Cytosol, het vloeibare deel van het cytoplasma, wordt al gevormd tijdens de celdeling. De samenstelling wordt hormonaal en enzymatisch gecontroleerd via intercellulair en extracellulair massa overdracht. Het cytosol heeft een verschillende samenstelling afhankelijk van het celtype en de situatie en kan, zoals reeds vermeld, in snelle opeenvolging in viscositeit variëren van vloeibaar naar gelachtig en vice versa. Hydrofobe verbindingen vereist door de cel, die niet kunnen worden opgelost in het waterige cytosol, worden opgeslagen in mobiele blaasjes of vacuolen en naar de plaats gebracht waar het nodig is. Er is ook massa overdracht met de kern, die van het cytosol wordt gescheiden door een dubbel membraan, gewoonlijk door kernporiën in celmembraan​ Optimale waarden of parameters van cytosol kunnen niet worden gegeven vanwege de variatie in samenstelling afhankelijk van celtype en situatie.

Ziekten en aandoeningen

De overvloed aan taken en functies die worden uitgevoerd door componenten van het cytoplasma, waaronder het cytosol, suggereren dat blootstelling aan toxines of ziekten metabolische processen kan verstoren of volledig kan elimineren met milde tot ernstige gevolgen voor het organisme als geheel.

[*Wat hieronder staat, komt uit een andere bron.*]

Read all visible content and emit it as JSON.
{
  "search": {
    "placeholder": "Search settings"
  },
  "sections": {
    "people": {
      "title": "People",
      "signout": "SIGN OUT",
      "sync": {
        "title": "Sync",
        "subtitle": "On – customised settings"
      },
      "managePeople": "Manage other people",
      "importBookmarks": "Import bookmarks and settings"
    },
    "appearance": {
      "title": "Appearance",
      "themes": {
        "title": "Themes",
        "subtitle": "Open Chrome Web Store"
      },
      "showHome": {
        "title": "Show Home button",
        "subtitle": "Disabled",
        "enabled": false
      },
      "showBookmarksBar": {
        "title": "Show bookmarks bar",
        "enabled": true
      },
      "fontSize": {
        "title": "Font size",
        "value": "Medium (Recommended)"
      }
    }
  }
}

Met name de uitwisseling van stoffen tussen de mitochondriën en het cytosol kan verstoord zijn. Er zijn veel verschillende oorzaken van mitochondriopathieën bekend, waarvan er enkele ook genetisch kunnen zijn. In de meeste gevallen is de energietoevoer naar de cellen onvoldoende, wat leidt tot symptomen zoals spierzwakte, algemeen 피로​ Als er deficiëntieverschijnselen of deficiëntiesyndromen aanwezig zijn, is de oorzaak van de problemen meestal niet een verstoorde stofwisseling in het cytosol, maar een onvoldoende toevoer. Een bekende, zij het zeldzame, genetische aandoening is Brody-myopathie. Het genetische defect leidt tot een verminderde activiteit van een Ca2 + -ATPase in skeletspieren, wat resulteert in een ophoping van Ca2 + -ionen in het cytosol. Dit resulteert in een vertraging in het vermogen van skeletspieren om te ontspannen na contractie.